A lively, readable account of the lives and work of 10 groundbreaking female scientists.
Popular science writers Whitlock (co-author: Meet Your Bacteria, 2018) and Evans (Astrophotography, 2017, etc.) focus on women who were born in the late 19th and early 20th centuries, and who therefore worked in a scientific environment where women were even more rare than they are now.
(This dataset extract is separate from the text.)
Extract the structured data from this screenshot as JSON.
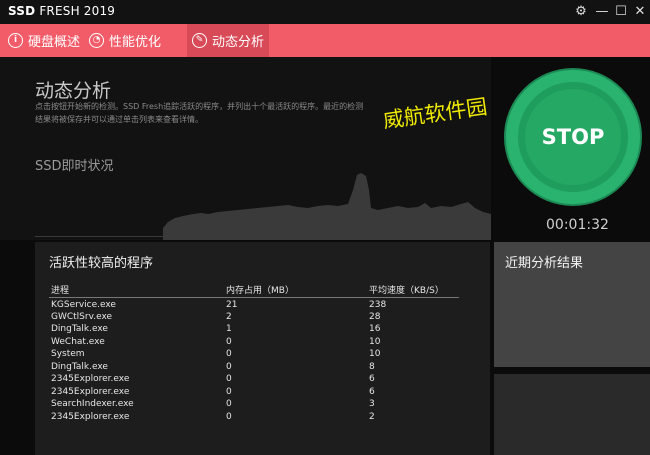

Among their subjects are those who will be familiar to most readers, such as Marie Curie and environmentalist Rachel Carson, and those who are not household names, including pharmaceutical scientist Gertrude Elion, who won a Nobel Prize for her work on the development of several drugs, and astronomer Henrietta Leavitt, who “discovered a way of ranking stars' magnitudes using photographic plates, which became a standard in the field.” The authors also explore the lives and work of nutritionist Elsie Widdowson, who helped develop the World War II ration diet and the technique of fortifying foods such as bread, and Dorothy Hodgkin, who won a Nobel Prize in Chemistry for revealing the structure of penicillin and vitamin B12. Rather than whitewashing the sometimes less-than-heroic details of their subjects' lives, Whitlock and Evans treat them as “ordinary women who, often via rather circuitous routes and not without their fair share of mishaps, disasters, and family tragedies, did extraordinary things.” The authors neatly summarize their subjects' lives from cradle to grave and delve into their work and its importance, explaining the details clearly without oversimplifying them. Although it is not always obvious why they have selected these 10 women rather than others, and they seem to almost go out of their way to avoid noting similarities among their subjects, they provide 10 memorable portraits that may contain even a few surprises for scholars of these important pioneers.
A solid introduction for those who know little about the long-term impact of women in science.